あやかしや神様がどんな基準で選んでるのかはわからないけど、顔基準なら「一目惚れです!」なんて言われてもおかしくはないかな。
「わかった、気をつける!」
元気よく頷いた私に、「うんうん、ボクも気をつけるね」とカグラちゃん。
(鈴の件といい、私の身の安全まで気にしてれるなんて優しいなあ……)
ほっこりしていると、隣の郭くんが私の袖をくんと引いた。
「……本当に、気を付けてね」
「郭くんまで……気にかけてくれて、ありがとうね」
「……ううん」
なんだか微妙な顔をした郭くんは、カグラちゃんへと視線を向けて、
「……本当に、気を付けて」
「そうだね。ボクも頑張るよ」
交わされる二人の視線に、謎の結託感。
カグラちゃんは「さてと」と祠を見遣って、
「ここから隠世に渡るといいよ。
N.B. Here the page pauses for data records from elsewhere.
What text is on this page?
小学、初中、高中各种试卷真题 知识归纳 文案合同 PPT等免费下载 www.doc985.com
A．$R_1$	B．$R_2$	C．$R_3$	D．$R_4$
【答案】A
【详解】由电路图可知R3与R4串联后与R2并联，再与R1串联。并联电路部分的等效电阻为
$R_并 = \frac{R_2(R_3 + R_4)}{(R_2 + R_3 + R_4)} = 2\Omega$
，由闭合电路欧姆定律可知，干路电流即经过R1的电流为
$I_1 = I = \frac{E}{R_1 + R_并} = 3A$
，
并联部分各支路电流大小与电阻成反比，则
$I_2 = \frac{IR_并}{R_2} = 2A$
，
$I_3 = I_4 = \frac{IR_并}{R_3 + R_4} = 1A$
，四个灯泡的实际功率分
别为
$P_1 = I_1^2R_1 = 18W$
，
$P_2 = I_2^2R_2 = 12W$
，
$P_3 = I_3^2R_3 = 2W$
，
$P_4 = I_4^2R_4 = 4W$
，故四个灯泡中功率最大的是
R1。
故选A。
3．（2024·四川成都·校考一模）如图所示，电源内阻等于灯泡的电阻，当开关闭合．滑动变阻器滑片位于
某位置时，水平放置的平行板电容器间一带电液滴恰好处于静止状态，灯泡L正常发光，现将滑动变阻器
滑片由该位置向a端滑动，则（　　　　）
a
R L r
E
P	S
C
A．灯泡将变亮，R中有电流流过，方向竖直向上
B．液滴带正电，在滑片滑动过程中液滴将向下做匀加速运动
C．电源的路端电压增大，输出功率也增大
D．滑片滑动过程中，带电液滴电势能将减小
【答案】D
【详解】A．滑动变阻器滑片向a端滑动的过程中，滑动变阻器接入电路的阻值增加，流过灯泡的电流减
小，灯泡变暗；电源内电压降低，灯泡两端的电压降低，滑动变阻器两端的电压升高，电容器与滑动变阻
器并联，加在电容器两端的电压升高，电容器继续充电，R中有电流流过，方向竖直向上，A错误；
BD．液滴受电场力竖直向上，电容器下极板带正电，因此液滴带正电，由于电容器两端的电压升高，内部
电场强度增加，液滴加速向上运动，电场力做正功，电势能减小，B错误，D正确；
ボクの祠だからね。安全はもちろん保障つき」
パチリと飛ばされたウインクに、郭くんが「……ありがとう」と頭を下げる。
灰色の、淡く輝く瞳が私を見上げた。
「……すごく、楽しかった。こんなに温かい気持ちで、帰れるとは、思わなかった」
呟くように告げた郭くんは、手にしていたハンカチを大切そうに抱きしめる。
「……ハンカチ、絶対に返しにくるから、待っていて」
「うん。ずっと待ってるから、必ずよ」
「……約束」
それはさながら、ゆびきりめいた。
小指だけが上がる左手を掲げた郭くんに、私も小指を立てて「約束、ね」と応じる。刹那。
「"約束"をより強くするな」
「わ、雅弥! びっくりした……」
飛び上がるようにして振り返ると、剣呑に双眸を細めた雅弥の姿。
「それは俺の台詞だ。ったく、ほんの少し目を離しただけでアンタは……カグラ」
鋭い眼光もなんのその。
カグラちゃんはころころと笑って、
「これくらい、彩愛ちゃんなら平気だよお。ね、彩愛ちゃん?」
「私? もちろん、約束を破るつもりもないし、言葉に嘘もないし。針千本のめるのかって心配なら無用だけど」
「そうでは……いや、もういい」
雅弥は脱力したように息をついてから、頬を引き締めて郭くんへと視線を流す。
と、おもむろに右腕をつい、と伸ばし、
「……コイツがお前の供をする」
雅弥の袖口から真っ白な子狐が姿を現し、手の甲をててっと駆けると郭くんの肩に降り立った。
くるりと首後ろを回り、反対の肩で腰を落ち着けたその口元には、ストローの吸い口だけを切り取ったような巻物を咥えている。